On 2/12/14 10:58 PM, Jim Blandy wrote:
I think folks are being a little optimistic about the impact of having
MIPS code in tree. My experience has been that it usually does end up
being a distraction.

If we truly treat MIPS as a tier-3 platform - for example, if we don't
hesitate to remove, refactor, or even just fiddle with the types of
stuff that a grep tells us the MIPS back end uses - then in effect, the
MIPS port will only work after one of its maintainers has just landed a
merge. People interested in MIPS will only find those changesets useful.

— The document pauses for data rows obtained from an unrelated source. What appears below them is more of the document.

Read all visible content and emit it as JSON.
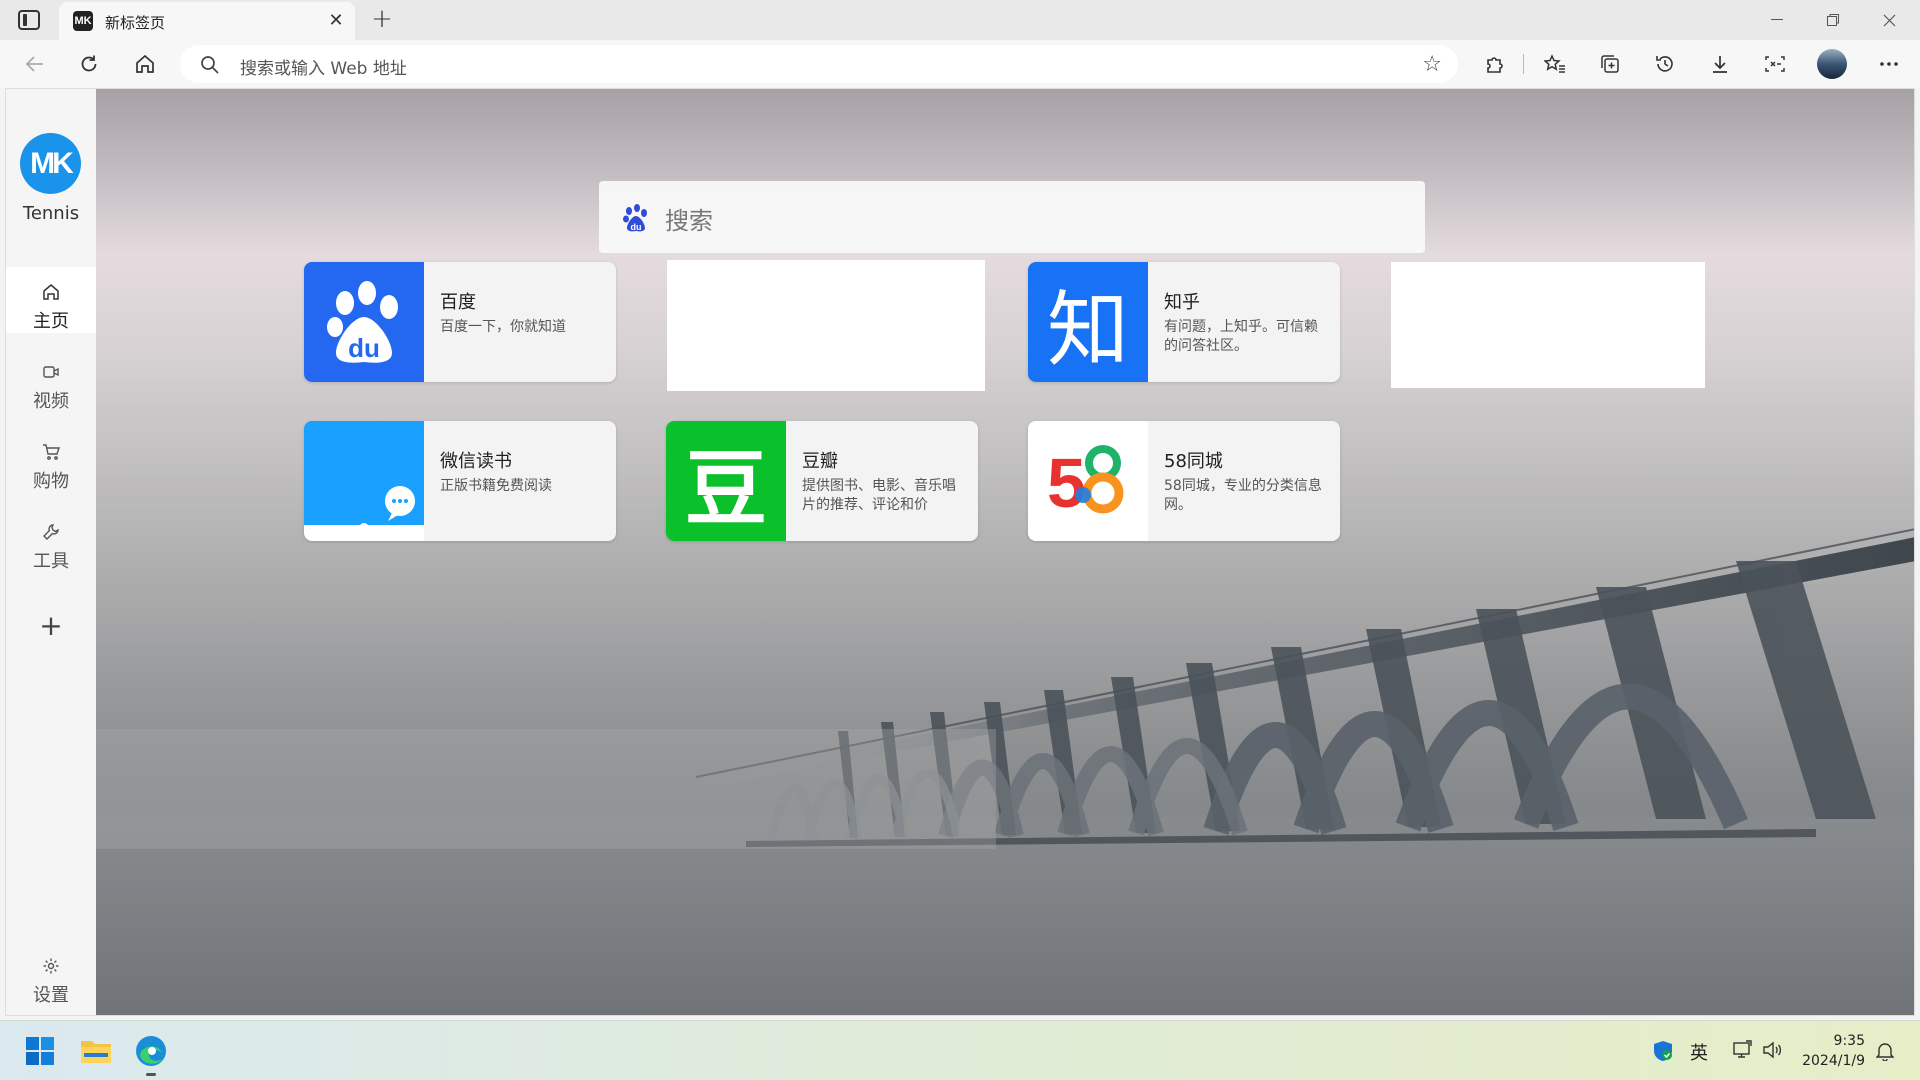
{
  "browser": {
    "tab_title": "新标签页",
    "tab_favicon_text": "MK",
    "address_placeholder": "搜索或输入 Web 地址"
  },
  "sidebar": {
    "profile_name": "Tennis",
    "profile_initials": "MK",
    "items": [
      {
        "label": "主页",
        "icon": "home-icon",
        "active": true
      },
      {
        "label": "视频",
        "icon": "video-icon"
      },
      {
        "label": "购物",
        "icon": "cart-icon"
      },
      {
        "label": "工具",
        "icon": "wrench-icon"
      }
    ],
    "settings_label": "设置"
  },
  "search": {
    "placeholder": "搜索",
    "engine_icon": "baidu-paw-icon"
  },
  "tiles": [
    {
      "name": "百度",
      "desc": "百度一下，你就知道",
      "icon_color": "#2468f2"
    },
    {
      "name": "知乎",
      "desc": "有问题，上知乎。可信赖的问答社区。",
      "icon_text": "知",
      "icon_color": "#1772f6"
    },
    {
      "name": "微信读书",
      "desc": "正版书籍免费阅读",
      "icon_color": "#1aa1ff"
    },
    {
      "name": "豆瓣",
      "desc": "提供图书、电影、音乐唱片的推荐、评论和价",
      "icon_text": "豆",
      "icon_color": "#0ac12c"
    },
    {
      "name": "58同城",
      "desc": "58同城，专业的分类信息网。"
    }
  ],
  "taskbar": {
    "ime_label": "英",
    "time": "9:35",
    "date": "2024/1/9"
  },
  "colors": {
    "accent": "#1a93ea"
  }
}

If that's the case, then it doesn't seem any better than a
separately-maintained branch --- and that, at least, will be a repo in
which MIPS users can trust that tip works.

In other words, if the presence of the MIPS code in the tree isn't going
to affect our tier-1 decisions; and if MIPS users will find the branch
repo more valuable anyway; then what is the value of having the code in
tree?

This is largely the reason why I am slow to add the PowerPC Baseline Compiler work back to the main tree; it's likely just to get broken by other things, and then I have to go through the code review process to get it fixed. PPC OS X ABI codegen is of only marginal use to Linux/ppc and other SysV ABI-based operating systems anyway.

Once it gets mature, I'd probably do so, but we'll probably be a dead port by then.